Bond traders want to float contracts based on Hollywood box-office receipts

Bond traders Cantor Fitzgerald want to create a marketplace for trading box-office "contracts" — bonds based on the performance of giant goofy Hollywood blockbusters. Max Keiser, founder of the old Hollywood Stock Exchange, has this to say: "HSX futures will actually drive the price of stars and the industry DOWN, just like introducing futures contracts in Japan in 1989 top-ticked that market and it dropped from 40,000 to 8,000 and never recovered… Hollywood studios will be able to 'short' their rivals stocks and thus drive prices lower for everything across the board.

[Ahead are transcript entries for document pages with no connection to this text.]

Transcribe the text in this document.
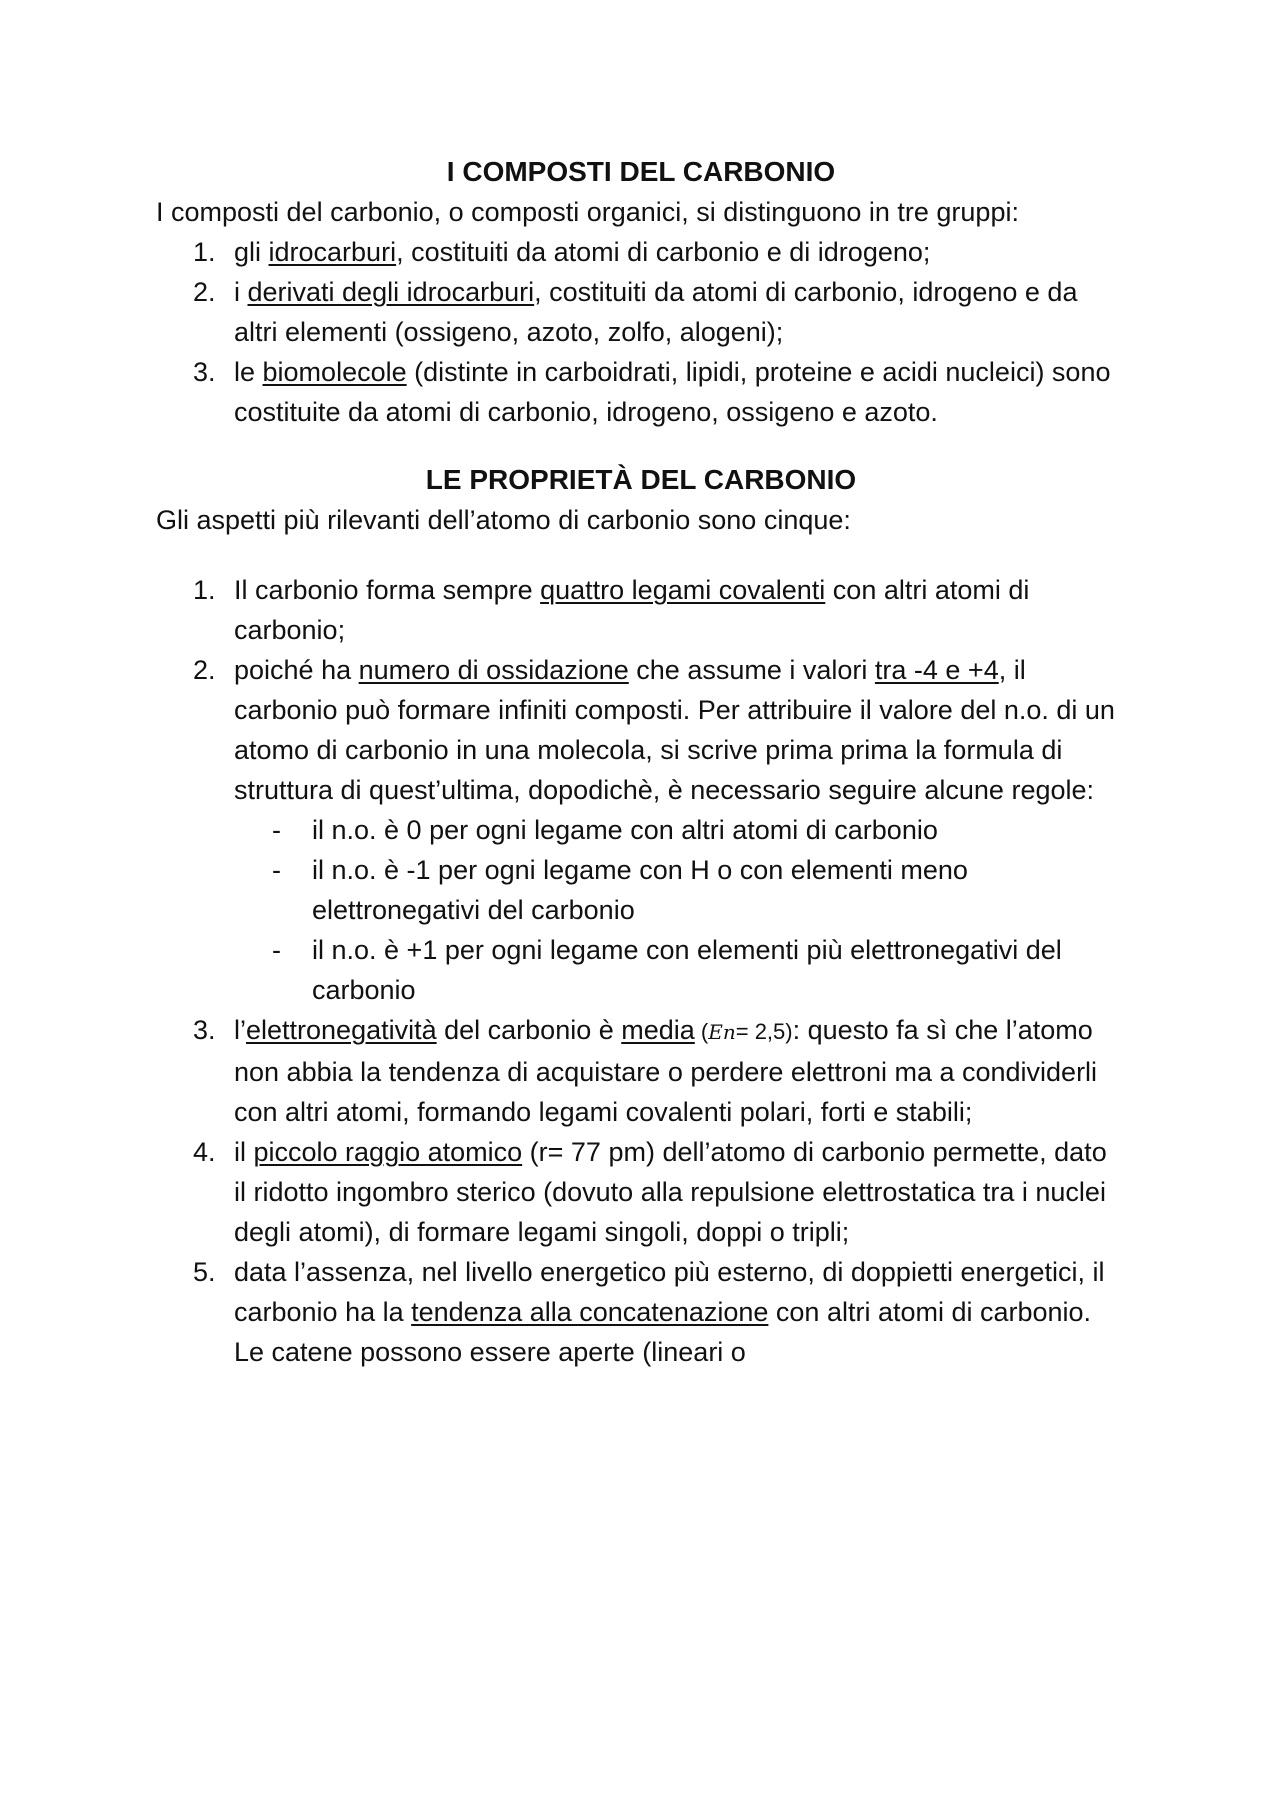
I COMPOSTI DEL CARBONIO

I composti del carbonio, o composti organici, si distinguono in tre gruppi:

1. gli idrocarburi, costituiti da atomi di carbonio e di idrogeno;
2. i derivati degli idrocarburi, costituiti da atomi di carbonio, idrogeno e da altri elementi (ossigeno, azoto, zolfo, alogeni);
3. le biomolecole (distinte in carboidrati, lipidi, proteine e acidi nucleici) sono costituite da atomi di carbonio, idrogeno, ossigeno e azoto.
LE PROPRIETÀ DEL CARBONIO

Gli aspetti più rilevanti dell’atomo di carbonio sono cinque:

1. Il carbonio forma sempre quattro legami covalenti con altri atomi di carbonio;
2. poiché ha numero di ossidazione che assume i valori tra -4 e +4, il carbonio può formare infiniti composti. Per attribuire il valore del n.o. di un atomo di carbonio in una molecola, si scrive prima prima la formula di struttura di quest’ultima, dopodichè, è necessario seguire alcune regole:
- il n.o. è 0 per ogni legame con altri atomi di carbonio
- il n.o. è -1 per ogni legame con H o con elementi meno elettronegativi del carbonio
- il n.o. è +1 per ogni legame con elementi più elettronegativi del carbonio
3. l’elettronegatività del carbonio è media (En= 2,5): questo fa sì che l’atomo non abbia la tendenza di acquistare o perdere elettroni ma a condividerli con altri atomi, formando legami covalenti polari, forti e stabili;
4. il piccolo raggio atomico (r= 77 pm) dell’atomo di carbonio permette, dato il ridotto ingombro sterico (dovuto alla repulsione elettrostatica tra i nuclei degli atomi), di formare legami singoli, doppi o tripli;
5. data l’assenza, nel livello energetico più esterno, di doppietti energetici, il carbonio ha la tendenza alla concatenazione con altri atomi di carbonio. Le catene possono essere aperte (lineari o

This is NOT GOOD for Hollywood. What file sharing leaves behind will get blown apart by studios shorting each other's projects trying to drive 'perception.' Just like in Japan: Cartels and Keiretsu who supported each other for decades turned on each other when annonymous futures gave them an opportuntiy to short each other without 'losing face.'"

Cantor Fitzgerald has filed an application with regulators to launch an exchange that will allow users to hedge and speculate on the financial performance of movies.

Cantor says that subject to approval from the Commodity Futures Trading Commission (CFTC), its exchange's first traded product will be "Domestic Box Office Receipt" contracts.

The contracts – expected to be listed in the first quarter of 2009 – will offer film finance professionals and traders an opportunity to hedge and speculate on the ticket sales of major film titles.